From chocolate house to sweetshop shelf
The earliest sourced Bonds story is really a chocolate story, rather than a cough candy origin story. Bonds of Bristol was created to sell luxury chocolates made at Greenbank, within a Bristol confectionery scene that already had some serious chocolate credentials. Bristol was one of England’s important chocolate-making cities, with port links and cocoa trade helping support firms in the region. That does not mean this particular Cough Candy began there, and it would be too neat to pretend otherwise. What we can say is that the Bonds name comes from a long British confectionery line, and today it sits comfortably on bags of traditional sweets rather than only boxed chocolates.
The modern packet and the old-fashioned habit
Bonds of London as shoppers see it now is best understood as a familiar sweetshop brand with older roots behind it. The brand lineage passed through several larger confectionery businesses over the years, including Carsons and later Cavenham Foods, before becoming associated with the wider Elizabeth Shaw story. That sort of ownership history can make a brand label look cleaner than the history underneath. Still, for the person buying the sweets, the important thing is simpler: a 120g bag of British cough candy, the kind that belongs in glove compartments, desk drawers and kitchen cupboards where people claim they are “just keeping them handy”.
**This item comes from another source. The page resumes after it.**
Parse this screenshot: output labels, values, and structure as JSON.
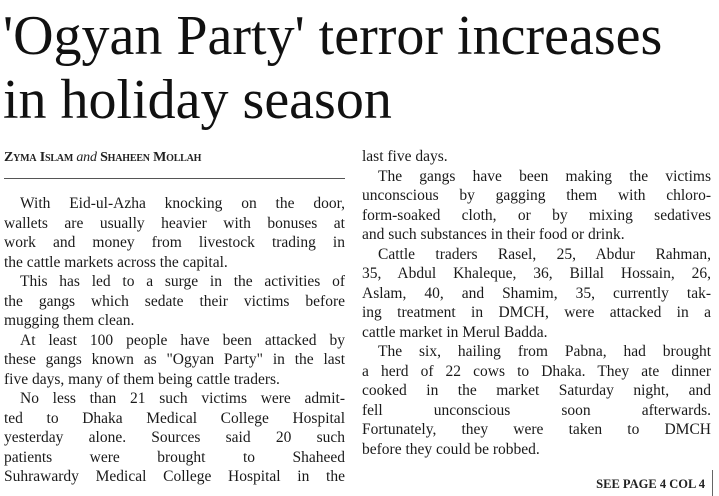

Why cough candy feels so British
British sweets have always had a practical streak. Alongside humbugs, pear drops, aniseed balls and liquorice mixtures, cough candy belongs to the world of jars behind the counter and paper bags twisted shut by someone who could weigh a quarter by instinct. The flavour has that old-school boiled sweet confidence: not showy, not fashionable, not trying to pass as a pudding. It is the kind of sweet you remember from chemists, corner shops, coach trips and winter coat pockets, usually with a bit of fluff attached if it had been there long enough.
A small taste of the old cupboard
For British shoppers in Canada, Bonds of London Cough Candy is less about grand heritage and more about recognition. It looks and behaves like something from home, which is often the whole point. A bag like this can sit beside the tea, the biscuits and the emergency tin of beans, quietly doing its bit for homesickness without making a speech. If someone in the house says they only want one, you may wish to monitor the bag. The Great British Shop would consider that a familiar and entirely unsurprising development.